At the Oct. 23 memorial service for David Foster Wallace at N.Y.U., speaker after celebrated speaker (Don DeLillo, Zadie Smith, George Saunders) remembered a fellow writer with evident fondness and il-miglior-fabbro humility. Wallace’s sister’s tribute was devastatingly sad; Mark Costello’s was sad and very funny; Donald Antrim’s was deeply personal and not funny in the least. And Jonathan Franzen’s was different from the others, sad and funny and personal, but also contentious. He was grappling in a serious way with Wallace’s absence and the meaning of the work he’d left behind:
“And so now this handsome, brilliant, funny, kind Midwestern man with an amazing spouse and a great local support network and a great career and a great job at a great school with great students has taken his own life, and the rest of us are left behind to ask (to quote Infinite Jest), ‘So yo then, man, what’s your story?’
“One good, simple, modern story would go like this: ‘A lovely, talented personality fell victim to a severe chemical imbalance in his brain. There was the person of Dave, and then there was the disease, and the disease killed the man as surely as cancer might have.’ This story is at once sort of true and totally inadequate. If you’re satisfied with this story, you don’t need the stories that Dave wrote—particularly not those many, many stories in which the duality, the separateness, of person and disease is problematized or outright mocked. One obvious paradox, of course, is that Dave himself, at the end, did become, in a sense, satisfied with this simple story and stopped connecting with any of those more interesting stories he’d written in the past and might have written in the future. His suicidality got the upper hand and made everything in the world of the living irrelevant.

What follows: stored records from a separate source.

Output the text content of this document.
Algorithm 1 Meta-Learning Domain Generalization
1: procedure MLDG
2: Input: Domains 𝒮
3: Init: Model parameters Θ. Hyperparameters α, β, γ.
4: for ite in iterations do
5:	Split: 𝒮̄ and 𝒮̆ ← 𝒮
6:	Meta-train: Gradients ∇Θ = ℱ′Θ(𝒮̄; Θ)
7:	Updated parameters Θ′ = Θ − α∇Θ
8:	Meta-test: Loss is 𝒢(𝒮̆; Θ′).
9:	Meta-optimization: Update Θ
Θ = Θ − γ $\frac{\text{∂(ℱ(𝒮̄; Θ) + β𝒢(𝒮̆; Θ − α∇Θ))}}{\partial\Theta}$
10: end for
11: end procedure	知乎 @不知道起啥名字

“But this doesn’t mean there are no more meaningful stories for us to tell. I could tell you 10 different versions of how he arrived at the evening of Sept. 12, some of them very dark, some of them very angering to me, and most of them taking into account Dave’s many adjustments, as an adult, in response to his near-death of suicide as a late adolescent.”
Mr. Franzen went on to give his own “not-so-dark” version—a story leavened by what he called the “great happiness and privilege and endlessly interesting challenge” of being David Foster Wallace’s friend.
IF YOU’RE WONDERING WHAT H. L. Mencken would have made of the current fascination with Joe the Plumber, Joe Six-Pack and all the other Regular Joes out there, get yourself a copy of the newly reissued Notes on Democracy (Dissident, $14.95), a brief satirical blast Mencken first published in 1926. With his refreshing vehemence and impeccable political incorrectness, he explores the root of the democratic ideal, the notion that at the “nether levels” of the social order “lies a deep, illimitable reservoir of righteousness and wisdom, unpolluted by the corruption of privilege.” His unabashed contempt for the common man—referred to throughout as “inferior man” and occasionally “Homo boobiens”—rings out on every page:
“He has changed but little since the earliest recorded time, and that change is for the worse quite as often as it is for the better. He still believes in ghosts, and has only shifted his belief in witches to the political sphere. He is still a slave to priests, and trembles before their preposterous magic. … Whenever he is confronted by a choice between two ideas, the one sound and the other not, he chooses almost infallibly, and by a sort of pathological compulsion, the one that is not. Behind all the great tyrants and butchers of history he has marched with loud hosannas, but his hand is eternally against those who seek to liberate the spirit of the race.”
But the Sage of Baltimore refused to let the “farce” of democratically elected government dismay him:
“I enjoy democracy immensely. It is incomparably idiotic, and hence incomparably amusing. Does it exalt dunderheads, cowards, trimmers, frauds, cads? Then the pain of seeing them go up is balanced and obliterated by the joy of seeing them come down.”
Now you know the worst of it—get out there and vote!